Is there a clash between the government’s plans to achieve Net Zero and its aspirations to level up parts of the North and Midlands? It certainly seems that way, after the Planning Secretary Robert Jenrick last night U-turned and launched an inquiry into the construction of a new coal mine in Cumbria, which would provide coal for the construction of steel. His decision to ‘call in’ the planning application came after the US climate envoy John Kerry told the BBC this week that ‘coal is not the future’.
Jenrick’s decision has exposed a rift in the Tory party, between a government keen to make a success of the UN climate summit, COP26, held in Glasgow later this year, and backbench MPs fighting for the North and Midlands to be ‘levelled up’. Several Tory MPs have publicly supported the coal mine, pointing out that it will create at least 500 jobs in Whitehaven, an area that desperately needs investment and a diversification of its economy.
The proposed mine is in Copeland represented by the Tory MP Trudy Harrison, who in February suggested that anyone who thought the UK wouldn’t need steel for construction – and therefore rely on the coking coal from the Cumbrian mine – was living in ‘cloud cuckoo land’. Rather awkwardly, Harrison is Boris Johnson’s parliamentary private secretary.

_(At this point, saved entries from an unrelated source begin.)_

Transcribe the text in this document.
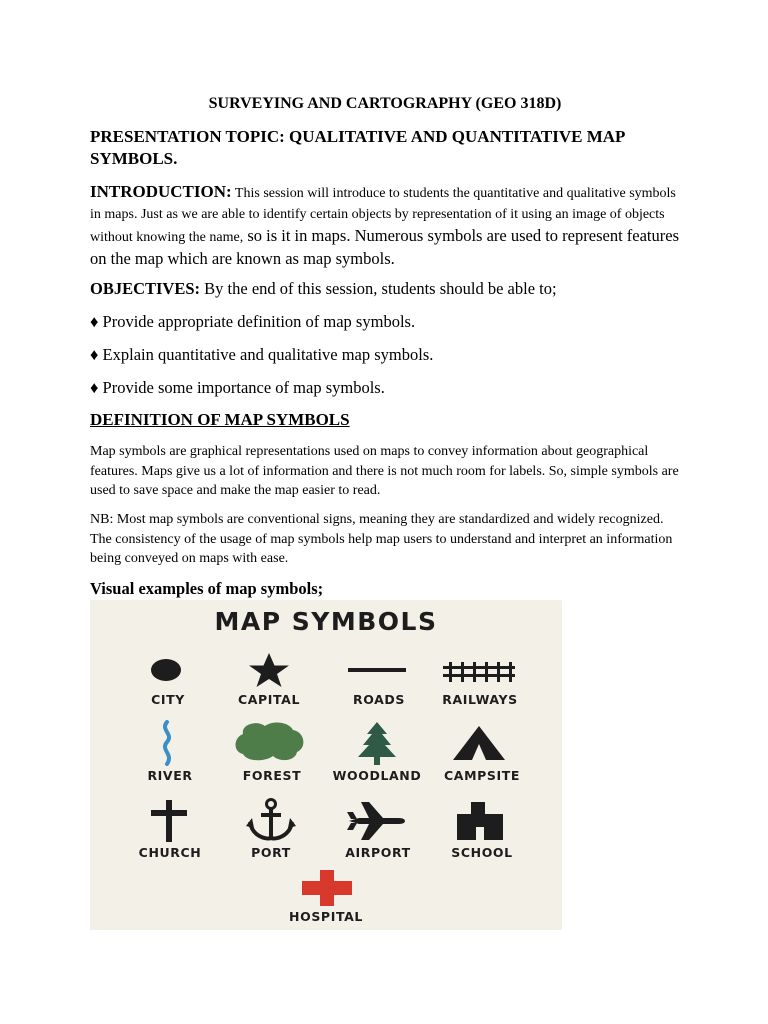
SURVEYING AND CARTOGRAPHY (GEO 318D)
PRESENTATION TOPIC: QUALITATIVE AND QUANTITATIVE MAP
SYMBOLS.
INTRODUCTION: This session will introduce to students the quantitative and qualitative symbols in maps. Just as we are able to identify certain objects by representation of it using an image of objects without knowing the name, so is it in maps. Numerous symbols are used to represent features on the map which are known as map symbols.
OBJECTIVES: By the end of this session, students should be able to;
♦ Provide appropriate definition of map symbols.
♦ Explain quantitative and qualitative map symbols.
♦ Provide some importance of map symbols.
DEFINITION OF MAP SYMBOLS
Map symbols are graphical representations used on maps to convey information about geographical features. Maps give us a lot of information and there is not much room for labels. So, simple symbols are used to save space and make the map easier to read.
NB: Most map symbols are conventional signs, meaning they are standardized and widely recognized. The consistency of the usage of map symbols help map users to understand and interpret an information being conveyed on maps with ease.
Visual examples of map symbols;
MAP SYMBOLS
CITY	CAPITAL	ROADS	RAILWAYS
RIVER	FOREST	WOODLAND CAMPSITE
CHURCH	PORT	AIRPORT	SCHOOL
HOSPITAL
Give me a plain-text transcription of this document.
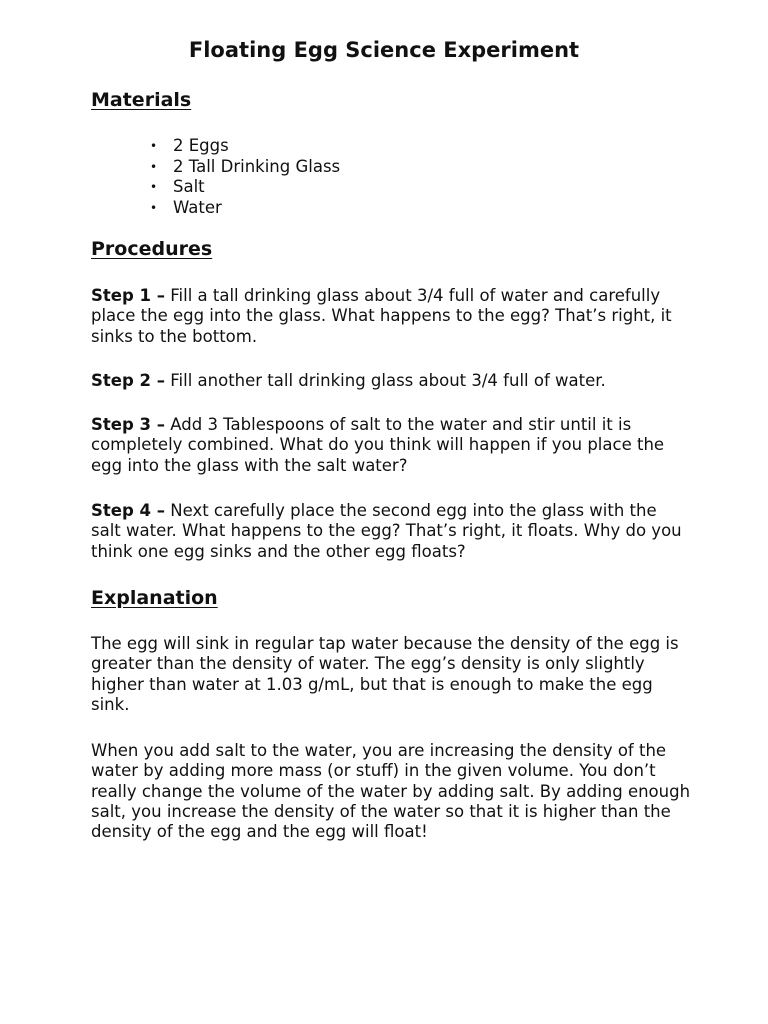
Floating Egg Science Experiment
Materials
• 2 Eggs
• 2 Tall Drinking Glass
• Salt
• Water
Procedures

Step 1 – Fill a tall drinking glass about 3/4 full of water and carefully place the egg into the glass. What happens to the egg? That’s right, it sinks to the bottom.

Step 2 – Fill another tall drinking glass about 3/4 full of water.

Step 3 – Add 3 Tablespoons of salt to the water and stir until it is completely combined. What do you think will happen if you place the egg into the glass with the salt water?

Step 4 – Next carefully place the second egg into the glass with the salt water. What happens to the egg? That’s right, it floats. Why do you think one egg sinks and the other egg floats?

Explanation

The egg will sink in regular tap water because the density of the egg is greater than the density of water. The egg’s density is only slightly higher than water at 1.03 g/mL, but that is enough to make the egg sink.

When you add salt to the water, you are increasing the density of the water by adding more mass (or stuff) in the given volume. You don’t really change the volume of the water by adding salt. By adding enough salt, you increase the density of the water so that it is higher than the density of the egg and the egg will float!
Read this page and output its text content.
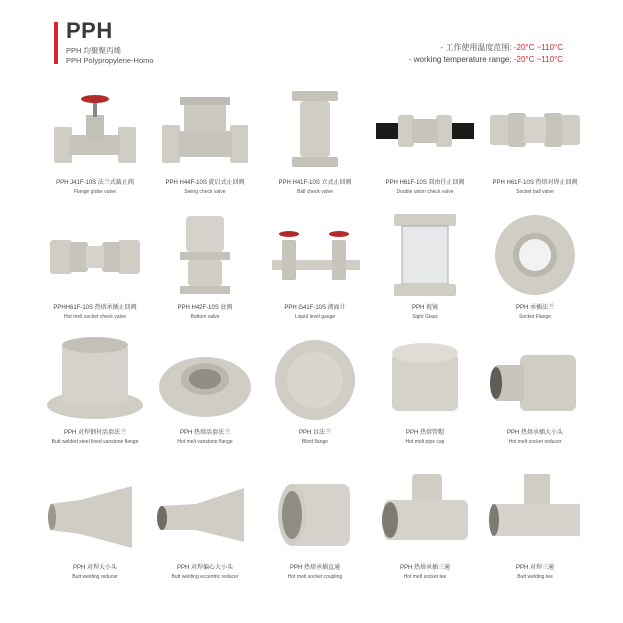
PPH
PPH 均聚聚丙烯
PPH Polypropylene-Homo
- 工作使用温度范围: -20°C ~110°C
- working temperature range: -20°C ~110°C
PPH J41F-10S 法兰式截止阀
Flange globe valve
PPH H44F-10S 旋启式止回阀
Swing check valve
PPH H41F-10S 立式止回阀
Ball check valve
PPH H61F-10S 双由任止回阀
Double union check valve
PPH H61F-10S 热熔对焊止回阀
Socket ball valve
PPHH61F-10S 热熔承插止回阀
Hot melt socket check valve
PPH H42F-10S 底阀
Bottom valve
PPH G41F-10S 液面计
Liquid level gauge
PPH 视镜
Sight Glass
PPH 承插法兰
Socket Flange
PPH 对焊钢衬活套法兰
Butt welded steel lined vanstone flange
PPH 热熔活套法兰
Hot melt vanstone flange
PPH 盲法兰
Blind flange
PPH 热熔管帽
Hot melt pipe cap
PPH 热熔承插大小头
Hot melt socket reducer
PPH 对焊大小头
Butt welding reducer
PPH 对焊偏心大小头
Butt welding eccentric reducer
PPH 热熔承插直通
Hot melt socket coupling
PPH 热熔承插三通
Hot melt socket tee
PPH 对焊三通
Butt welding tee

Meanwhile, Jenrick’s decision to call in the mining decision has been celebrated by environmental groups, who have opposed the opening of the UK’s first deep coal mine in 30 years. In his letter announcing the inquiry, Jenrick said that new factors had influenced his decision, such as the independent Climate Change Committee warning that a new deep coking coal mine would increase global emissions. However, the frustration among disgruntled Red Wall MPs is that if the product is not created here, it will simply be ordered in from elsewhere.